The New Jersey Board of Public Utilities is too preoccupied with trying to manage its Office of Clean Energy, one of several shortcomings hobbling the agency’s effectiveness according to a transition report prepared for Gov. Chris Christie.
In a blunt and critical review, the report recommends the state agency responsible for regulating New Jersey’s utilities be reorganized to emphasize the federal role in setting energy and telecommunications policies. The report also advises the agency switch to new methods of rate regulation, including formula-based rates, which allow utilities to raise rates without undergoing agency review.
“The BPU is not focused on its core mission and is trying to do too many things, especially trying (and failing) to manage the Office of Clean Energy,’’ the report said.
The transition team also said the state should eliminate two of the five commissioners at the New Jersey Board of Public Utilities and shift its offices to Trenton, closing what it called the expensive office space in Newark’s Gateway Center.
Much of the report focused on the agency’s Clean Energy Program, which has come under criticism for sloppy record-keeping and financial mismanagement in the past even as it helped promote the use of solar energy systems throughout the state. New Jersey is now second only to California in the number of solar energy systems it has installed.
The program, financed primarily by a surcharge on customers’ utility bills, has grown rapidly in recent years and its budget for the coming fiscal year now exceeds $500 million. The report said it is not clear whether the Clean Energy program funds are being used most effectively, recommending the state’s Economic Development Authority take over administration of the program.
In a recommendation likely to draw fire from environmentalists, the report also suggested tapping into a portion of the $1 billion in funds the BPU expends on clean energy and other programs to help the state in its current budget crisis.
Beyond eliminating two commissioners, which the transition team suggested could save $1 million annually, the report also recommended reducing the staff of the agency by between 10 percent and 20 percent, a move that could reap $2 million to $4 million in savings.

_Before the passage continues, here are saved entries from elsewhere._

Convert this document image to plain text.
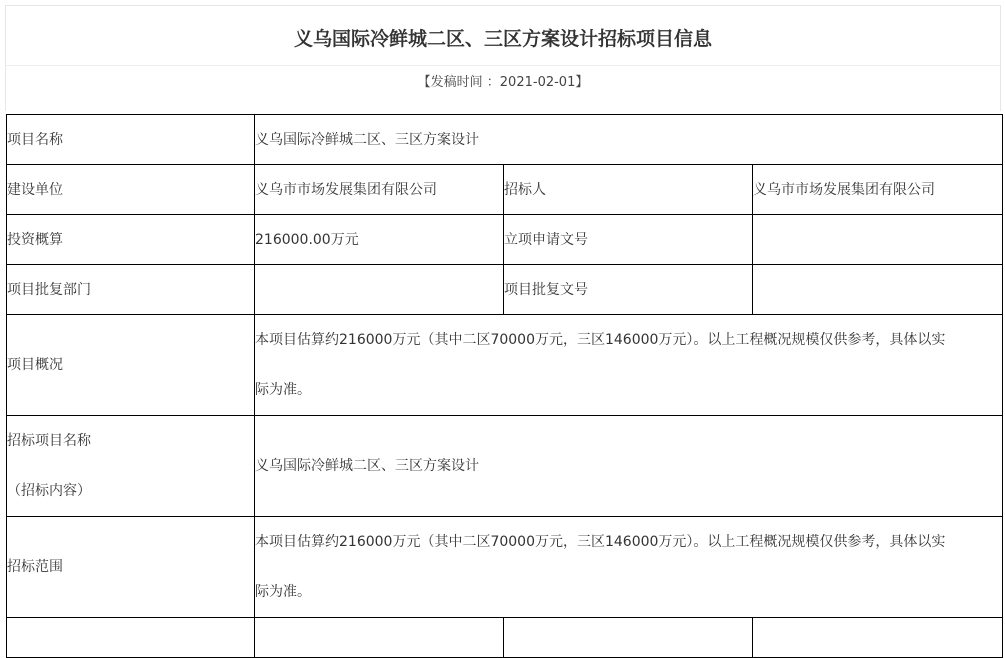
义乌国际冷鲜城二区、三区方案设计招标项目信息
【发稿时间 ：2021-02-01】
项目名称	义乌国际冷鲜城二区、三区方案设计		
建设单位	义乌市市场发展集团有限公司	招标人	义乌市市场发展集团有限公司
投资概算	216000.00万元	立项申请文号	
项目批复部门		项目批复文号	
项目概况	本项目估算约216000万元（其中二区70000万元，三区146000万元）。以上工程概况规模仅供参考，具体以实
际为准。		

招标项目名称
（招标内容）	义乌国际冷鲜城二区、三区方案设计		
招标范围	本项目估算约216000万元（其中二区70000万元，三区146000万元）。以上工程概况规模仅供参考，具体以实
际为准。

The transition team also wants to take another look at the new Energy Master Plan, which was adopted by the Corzine administration last year. Among other things, the plan calls for an aggressive goal of having 30 percent of the state’s energy come from renewable sources, such as wind and solar power projects, by 2020. It also wants to reduce energy consumption by businesses and residents by 2020, a target some believe will be virtually impossible to achieve.
The report also implicitly supports efforts by Public Service Electric & Gas to build a controversial power line project that would cut through the heart of the Highlands in northern New Jersey. The line is backed by the utility and the independent operator of the regional power grid as a way to prevent reliability problems in the region beginning in the summer of 2012.